Guest Of Honour has the style of classic Atom Egoyan, but none of the inspiration
It’s been very strange watching Atom Egoyan—one of world cinema’s finest directors back in the ’80s and ’90s—stumble through the second half of his career, seemingly unable either to find a worthwhile new path or to retrace his steps. Adapting a novel by the guy who wrote “Escape (The Pina Colada Song)”; remaking a lightly steamy French drama as a full-bore erotic thriller; hopping aboard the West Memphis Three bandwagon—none of his pace-changing efforts has borne much fruit (although 2015’s Remember, featuring Christopher Plummer as a geriatric Nazi hunter, was at least arrestingly ludicrous). Every so often, Egoyan takes another stab at the offbeat, achronological, weirdly intimate mode in which he originally specialized, but the spark never quite fully ignites. Guest Of Honour, his latest effort, is decidedly that sort of low-wattage Egoyan classic, serving up familiar preoccupations and structural curlicues—minus any inspiration.

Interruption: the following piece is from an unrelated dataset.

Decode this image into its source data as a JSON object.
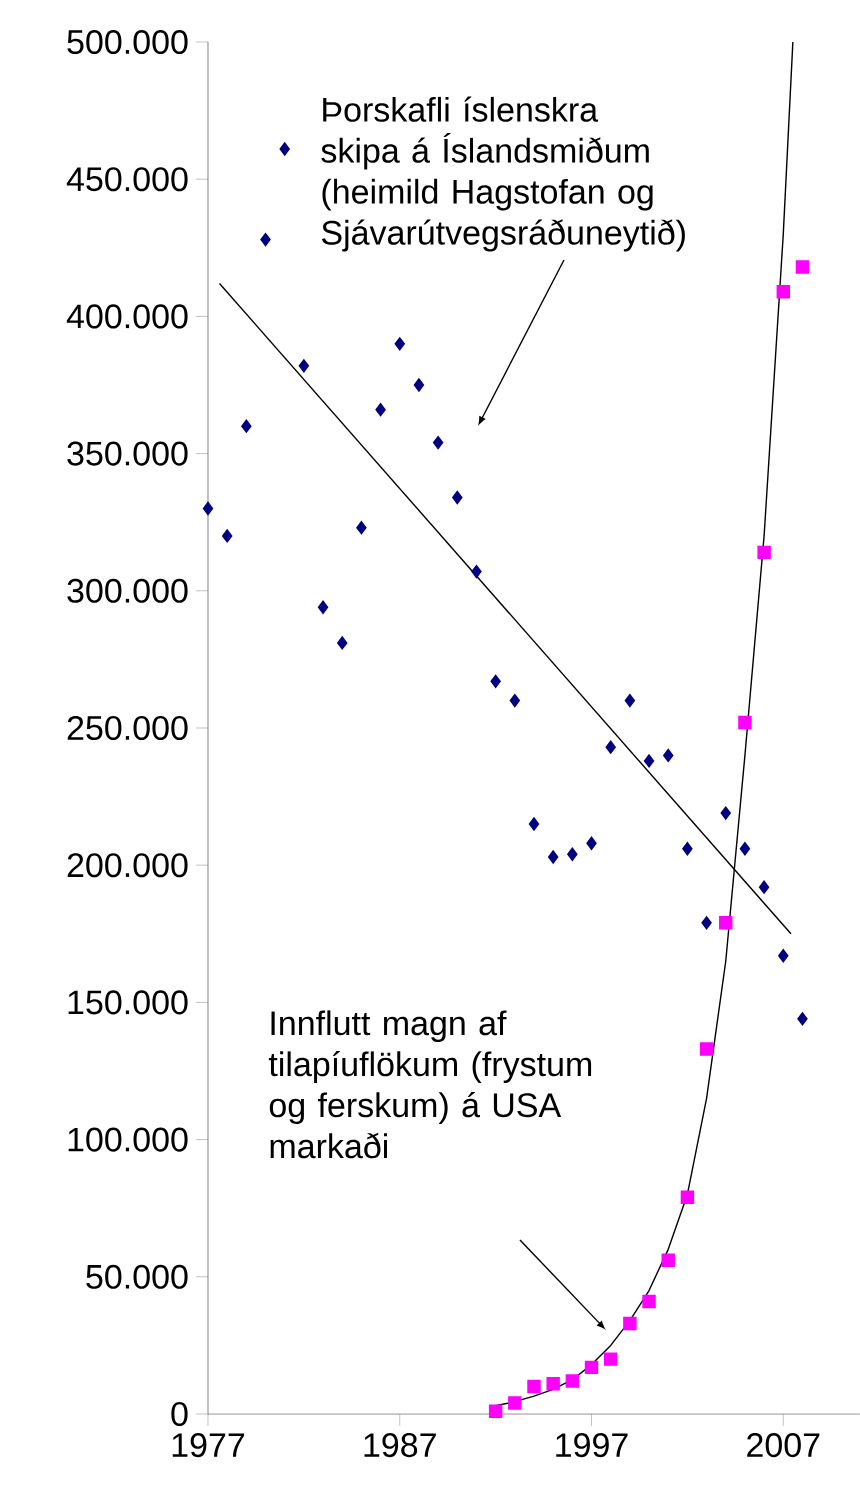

Fans will know that this usually involves a great deal of shifting among multiple timelines. Guest Of Honour begins immediately following the death of its protagonist, Jim Davis (David Thewlis)—not the Garfield cartoonist, but a particularly persnickety health inspector who’s perhaps a little too devoted to his profession. In the film’s present-tense storyline, Jim’s adult daughter, Veronica (Laysla De Oliveira), talks to the priest (Luke Wilson) who’ll be performing her father’s funeral service, and desires a better sense of who the man was. Her description prompts flashbacks to Jim’s recent past, during which time Veronica was in prison and he routinely sublimated feelings of helplessness into tyrannically stringent restaurant inspections. Another set of flashbacks gradually reveal the reason why Veronica ended up behind bars, largely by her own design. And that tale requires additional flashbacks to Veronica’s childhood, revealing a long-ago transgression—or perceived transgression, at any rate—that set all the wheels in motion.
Egoyan remains uncommonly skilled at narrative navigation, and still knows just how long to delay revealing crucial details for maximum impact. What’s gone rusty is his penchant for taking a mundane emotional dynamic and rendering it mesmerizingly strange. Guest Of Honour is strongest when it’s heavily focused on Jim’s professional life, watching him wield his petty power over restaurant owners like an adult incarnation of an obnoxiously dedicated high school hall monitor. The movie briefly finds a pulse when he plants “rat droppings” (actually the droppings of Veronica’s pet rabbit, slightly modified) in a men’s room, as a means of blackmailing the proprietor into something that’s related to his daughter’s incarceration. But the entire convoluted melodrama involving Veronica fizzles, in part because it requires her to behave in ways that are hard to swallow even once it’s made clear that she’s self-destructive. Even if unconsciously driven by festering childhood guilt, most teachers aren’t going to fake sex with a student in order to prank a rejected suitor who already suspects them of statutory rape.
To her credit, De Oliveira understands, as Egoyan regulars like Bruce Greenwood and Elias Koteas once did, that naturalistic acting doesn’t serve this filmmaker’s sensibility. She makes Veronica unnervingly intense, especially around her father, and nearly manages to sell the screenplay’s least credible aspects. Thewlis, by contrast, fashions a straightforward portrait of a grasping martinet—psychologically acute, but too ordinary to achieve the stilted gravitas that makes Egoyan’s best work special. (The scene that gives the film its title, in which Jim attends a rule-skirting private function and gives an impromptu speech, falls completely flat.) Even a masterpiece like Exotica would feel small and shabby were it as plainly inflected as this, with characters’ buried motivations helpfully unearthed by a sounding board of a kindly priest. It’s never too late to hope for a belated return to form, but there’s frustratingly little evidence of that here.